During the study, Dr. Mosconi and the rest of the team used the imaging test positron emission tomography (PET) to determine the amount of glucose in the brains of 43 healthy women between the ages of 40 and 60 years old. Of those tested, 15 were premenopausal, 14 were transitioning to menopause, and 14 were menopausal.

“Our findings show that the loss of estrogen in menopause doesn’t just diminish fertility,” Dr. Mosconi added. “It also means the loss of a key neuroprotective element in the female brain and a higher vulnerability to brain aging and Alzheimer’s disease. We urgently need to address these problems because, currently, 850 million women worldwide are entering or have entered menopause.
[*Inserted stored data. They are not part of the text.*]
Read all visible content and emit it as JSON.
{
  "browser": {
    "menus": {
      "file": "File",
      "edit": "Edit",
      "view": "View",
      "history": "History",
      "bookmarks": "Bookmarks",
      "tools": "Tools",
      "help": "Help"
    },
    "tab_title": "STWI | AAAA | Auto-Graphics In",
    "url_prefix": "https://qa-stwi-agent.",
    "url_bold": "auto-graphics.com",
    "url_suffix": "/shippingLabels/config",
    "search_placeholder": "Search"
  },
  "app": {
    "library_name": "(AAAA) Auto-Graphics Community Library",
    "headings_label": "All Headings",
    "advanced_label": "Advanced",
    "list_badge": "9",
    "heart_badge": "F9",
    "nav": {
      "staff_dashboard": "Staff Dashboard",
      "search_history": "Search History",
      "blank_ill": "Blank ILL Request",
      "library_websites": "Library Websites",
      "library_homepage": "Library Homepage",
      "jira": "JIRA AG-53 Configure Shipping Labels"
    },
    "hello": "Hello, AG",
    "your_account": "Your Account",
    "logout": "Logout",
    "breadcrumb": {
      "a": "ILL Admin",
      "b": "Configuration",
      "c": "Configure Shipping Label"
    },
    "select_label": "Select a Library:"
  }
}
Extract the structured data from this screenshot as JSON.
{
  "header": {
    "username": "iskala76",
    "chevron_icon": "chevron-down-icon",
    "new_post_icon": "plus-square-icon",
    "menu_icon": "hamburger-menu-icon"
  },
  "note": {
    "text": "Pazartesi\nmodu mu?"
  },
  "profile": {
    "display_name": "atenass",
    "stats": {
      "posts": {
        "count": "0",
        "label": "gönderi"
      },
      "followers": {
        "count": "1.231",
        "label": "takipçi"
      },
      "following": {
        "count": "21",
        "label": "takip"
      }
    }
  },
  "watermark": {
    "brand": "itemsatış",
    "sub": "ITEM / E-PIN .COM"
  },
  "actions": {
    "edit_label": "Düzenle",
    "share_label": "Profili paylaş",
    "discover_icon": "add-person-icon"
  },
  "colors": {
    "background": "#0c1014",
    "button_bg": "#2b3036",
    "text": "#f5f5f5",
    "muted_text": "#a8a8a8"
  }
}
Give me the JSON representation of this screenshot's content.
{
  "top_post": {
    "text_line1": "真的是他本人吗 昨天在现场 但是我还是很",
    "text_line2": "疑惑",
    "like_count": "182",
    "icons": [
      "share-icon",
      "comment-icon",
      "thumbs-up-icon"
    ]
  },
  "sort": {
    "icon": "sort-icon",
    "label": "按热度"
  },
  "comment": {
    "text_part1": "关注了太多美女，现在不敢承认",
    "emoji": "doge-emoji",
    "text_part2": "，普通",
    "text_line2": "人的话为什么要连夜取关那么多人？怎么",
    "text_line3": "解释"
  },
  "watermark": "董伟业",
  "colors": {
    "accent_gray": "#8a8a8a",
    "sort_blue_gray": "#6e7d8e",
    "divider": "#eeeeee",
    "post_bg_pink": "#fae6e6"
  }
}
Our studies demonstrate that women need medical attention in their 40s, well in advance of any endocrine or neurological symptoms.”

More research is needed to find a stronger connection between estrogen levels, Alzheimers, and women of all ages, but this study is certainly a good start. Luckily there are high-quality nursing homes around the country that focus on memory care and can help struggling elders battle these conditions.

“We really need to follow larger groups of women over long periods to see how this menopausal change in metabolism relates to Alzheimer’s,” Dr. Mosconi said.